Le plan marketing est bien rodé. Pour utiliser l'application, uniquement disponible sur iPhone, il faut être invité par une connaissance, qui elle-même a reçu le sésame. L'utilisateur a alors l'impression d'entrer dans un carré VIP. Et pour fidéliser les nouvelles stars du réseau, Clubhouse permet aux créateurs de monétiser leurs performances.

On y écoute des conférences, des débats et des discussions, en restant un simple auditeur ou en interagissant. Mark Zuckerberg (Facebook), Elon Musk (Tesla) ou Oprah Winfrey font partie des fidèles. De quoi créer le buzz.

Le début des problèmes

Début avril, après une levée de fonds, Clubhouse est valorisé à environ 4 milliards de francs, soit quatre fois plus qu'en janvier, selon l'agence Bloomberg.

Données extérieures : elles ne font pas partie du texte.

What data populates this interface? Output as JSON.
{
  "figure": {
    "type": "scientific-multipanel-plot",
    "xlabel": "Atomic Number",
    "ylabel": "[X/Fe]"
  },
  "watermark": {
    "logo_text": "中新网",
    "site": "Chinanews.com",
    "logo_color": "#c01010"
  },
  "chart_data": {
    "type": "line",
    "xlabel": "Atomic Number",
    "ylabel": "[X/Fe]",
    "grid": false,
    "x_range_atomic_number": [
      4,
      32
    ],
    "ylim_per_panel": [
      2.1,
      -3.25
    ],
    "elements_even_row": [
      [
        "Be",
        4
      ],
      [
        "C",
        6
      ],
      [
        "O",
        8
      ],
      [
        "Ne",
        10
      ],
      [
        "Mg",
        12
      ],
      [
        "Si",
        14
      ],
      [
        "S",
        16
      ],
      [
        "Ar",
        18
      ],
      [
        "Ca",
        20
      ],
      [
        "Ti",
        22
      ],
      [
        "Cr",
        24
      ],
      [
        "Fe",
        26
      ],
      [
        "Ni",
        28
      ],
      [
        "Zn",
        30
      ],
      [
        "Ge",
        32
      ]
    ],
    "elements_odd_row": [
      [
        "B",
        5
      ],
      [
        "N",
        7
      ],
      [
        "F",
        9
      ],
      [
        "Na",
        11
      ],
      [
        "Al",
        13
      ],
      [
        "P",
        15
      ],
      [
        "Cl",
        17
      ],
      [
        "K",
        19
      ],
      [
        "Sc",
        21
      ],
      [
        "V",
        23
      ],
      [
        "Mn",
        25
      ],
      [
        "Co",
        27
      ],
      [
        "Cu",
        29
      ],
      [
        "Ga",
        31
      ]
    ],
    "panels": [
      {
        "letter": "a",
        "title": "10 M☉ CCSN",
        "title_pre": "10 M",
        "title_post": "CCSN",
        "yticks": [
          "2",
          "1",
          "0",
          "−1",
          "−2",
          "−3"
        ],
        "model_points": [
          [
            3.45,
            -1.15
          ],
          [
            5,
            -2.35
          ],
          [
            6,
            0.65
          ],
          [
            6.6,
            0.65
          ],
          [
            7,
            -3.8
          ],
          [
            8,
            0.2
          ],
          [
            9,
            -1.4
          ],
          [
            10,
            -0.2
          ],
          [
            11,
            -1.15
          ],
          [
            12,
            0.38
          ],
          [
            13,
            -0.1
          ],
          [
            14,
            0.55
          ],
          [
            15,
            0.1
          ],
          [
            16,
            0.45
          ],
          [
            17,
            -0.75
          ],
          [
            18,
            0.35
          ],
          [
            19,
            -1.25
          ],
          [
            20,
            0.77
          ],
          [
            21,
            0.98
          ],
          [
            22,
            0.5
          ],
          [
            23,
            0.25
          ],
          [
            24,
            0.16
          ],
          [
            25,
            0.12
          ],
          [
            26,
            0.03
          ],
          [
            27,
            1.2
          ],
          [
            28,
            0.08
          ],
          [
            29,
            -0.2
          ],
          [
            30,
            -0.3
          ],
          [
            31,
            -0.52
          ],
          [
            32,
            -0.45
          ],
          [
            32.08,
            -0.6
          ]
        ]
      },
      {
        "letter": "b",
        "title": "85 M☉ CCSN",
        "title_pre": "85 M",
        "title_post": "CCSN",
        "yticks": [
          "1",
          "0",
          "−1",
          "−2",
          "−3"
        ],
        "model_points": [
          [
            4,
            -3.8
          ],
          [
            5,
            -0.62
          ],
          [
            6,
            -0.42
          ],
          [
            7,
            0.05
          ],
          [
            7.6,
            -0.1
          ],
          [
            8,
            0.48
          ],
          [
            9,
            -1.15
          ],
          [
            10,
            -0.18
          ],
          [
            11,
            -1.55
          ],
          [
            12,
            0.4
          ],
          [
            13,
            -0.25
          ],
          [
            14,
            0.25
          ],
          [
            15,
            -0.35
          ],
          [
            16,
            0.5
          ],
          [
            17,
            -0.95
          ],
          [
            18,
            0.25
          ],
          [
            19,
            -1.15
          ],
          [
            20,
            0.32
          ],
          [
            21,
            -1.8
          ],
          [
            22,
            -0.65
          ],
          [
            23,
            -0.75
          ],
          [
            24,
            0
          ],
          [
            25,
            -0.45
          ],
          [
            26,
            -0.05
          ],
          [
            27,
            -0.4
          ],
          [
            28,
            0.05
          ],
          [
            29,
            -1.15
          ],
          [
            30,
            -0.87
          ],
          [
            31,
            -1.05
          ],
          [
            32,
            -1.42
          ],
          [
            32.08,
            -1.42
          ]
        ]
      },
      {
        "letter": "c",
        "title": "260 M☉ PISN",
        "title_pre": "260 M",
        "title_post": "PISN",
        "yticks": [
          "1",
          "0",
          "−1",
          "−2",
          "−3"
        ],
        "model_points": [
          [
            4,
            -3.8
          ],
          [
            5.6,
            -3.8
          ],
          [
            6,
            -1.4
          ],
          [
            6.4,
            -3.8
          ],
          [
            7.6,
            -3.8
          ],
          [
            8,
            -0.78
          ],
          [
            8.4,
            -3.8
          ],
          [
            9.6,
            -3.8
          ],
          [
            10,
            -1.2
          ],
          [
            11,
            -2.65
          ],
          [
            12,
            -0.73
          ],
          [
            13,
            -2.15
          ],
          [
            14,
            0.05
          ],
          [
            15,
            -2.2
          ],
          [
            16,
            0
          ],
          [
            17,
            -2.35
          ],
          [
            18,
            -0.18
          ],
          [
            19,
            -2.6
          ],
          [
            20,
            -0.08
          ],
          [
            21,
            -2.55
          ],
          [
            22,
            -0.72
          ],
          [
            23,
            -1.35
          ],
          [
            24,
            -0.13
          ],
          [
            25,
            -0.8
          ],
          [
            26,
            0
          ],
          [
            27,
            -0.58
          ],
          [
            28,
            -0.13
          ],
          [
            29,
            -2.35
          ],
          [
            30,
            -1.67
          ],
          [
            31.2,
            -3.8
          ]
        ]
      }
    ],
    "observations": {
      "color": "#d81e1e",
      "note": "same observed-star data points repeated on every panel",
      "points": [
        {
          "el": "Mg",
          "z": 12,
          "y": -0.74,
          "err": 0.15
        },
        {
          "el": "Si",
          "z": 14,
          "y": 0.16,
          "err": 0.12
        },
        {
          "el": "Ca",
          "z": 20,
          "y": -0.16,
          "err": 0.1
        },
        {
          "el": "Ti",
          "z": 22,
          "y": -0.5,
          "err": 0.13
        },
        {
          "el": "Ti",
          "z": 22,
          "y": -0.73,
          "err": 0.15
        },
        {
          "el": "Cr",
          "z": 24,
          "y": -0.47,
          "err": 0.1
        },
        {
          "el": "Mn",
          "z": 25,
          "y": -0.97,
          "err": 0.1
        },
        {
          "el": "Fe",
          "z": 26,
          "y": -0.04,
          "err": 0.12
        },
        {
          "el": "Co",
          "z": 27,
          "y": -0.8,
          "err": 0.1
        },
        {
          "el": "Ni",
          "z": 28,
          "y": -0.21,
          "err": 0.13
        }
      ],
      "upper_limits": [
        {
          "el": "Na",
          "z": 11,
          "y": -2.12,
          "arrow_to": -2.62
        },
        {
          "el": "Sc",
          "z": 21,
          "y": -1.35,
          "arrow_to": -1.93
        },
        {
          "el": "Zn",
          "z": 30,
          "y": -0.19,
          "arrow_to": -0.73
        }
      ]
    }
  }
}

Mais depuis quelques semaines, les problèmes s'accumulent pour la start-up. Il y a d'abord eu la lente érosion des téléchargements. L'idée d'un réseau social VIP s'essouffle et a déçu les attentes de certains. Aujourd'hui en Suisse, Clubhouse n'est même plus dans le top 20 des téléchargements de réseaux sociaux.

Protection des données

Pire, l'application a été interdite en Chine. Et en France, la Commission nationale de l'Informatique et des Libertés (Cnil) a ouvert une enquête pour savoir comment Clubhouse utilise les informations privées de ses membres, notamment le partage du carnet d'adresse.

En Suisse, le Préposé fédéral à la protection des données et à la transparence n'étudie pas l'application, mais est "en contact avec ses homologues européens à ce sujet".

Un autre motif d'inquiétude est la modération du contenu audio. Il s'agit de s'assurer que les propos tenus ne tombent pas sous le coup de la loi. Une tâche déjà compliquée pour le texte et les photos... et quasiment impossible pour de l'audio.

Une concurrence réactive

Le succès a également aiguisé l'appétit des concurrents. Le concept de Clubhouse est déjà repris. Facebook annonce des salons de conversation (Live audio rooms). Chez Twitter, les lieux de conversation audio en direct s'appellent "Spaces".

De quoi voir un avenir sombre pour l'application. "Il y avait un côté sympa, original. C'était le petit nouveau qui arrive et on ne lui tire pas tout de suite dessus", se souvient Romain Rissoan, spécialiste des nouveaux outils de communication, mardi dans La Matinale.

"Le soufflé est retombé. Statistiquement, les chances de se redresser après un tel dégonflement sont faibles. Toutes les applications à succès ont une croissance continue, voire exponentielle", ajoute cet expert.

L'espoir d'Android

Il reste un espoir pour Clubhouse. Jusqu'ici, l'application était uniquement disponible sur les iPhone, soit moins de 30% des smartphones utilisés dans le monde. Pour se relancer l'entreprise va sortir une version pour Android.

Quoi qu'il arrive, Clubhouse a vu juste pour une chose: il y a aujourd'hui une demande pour des réseaux sociaux qui utilisent uniquement la voix.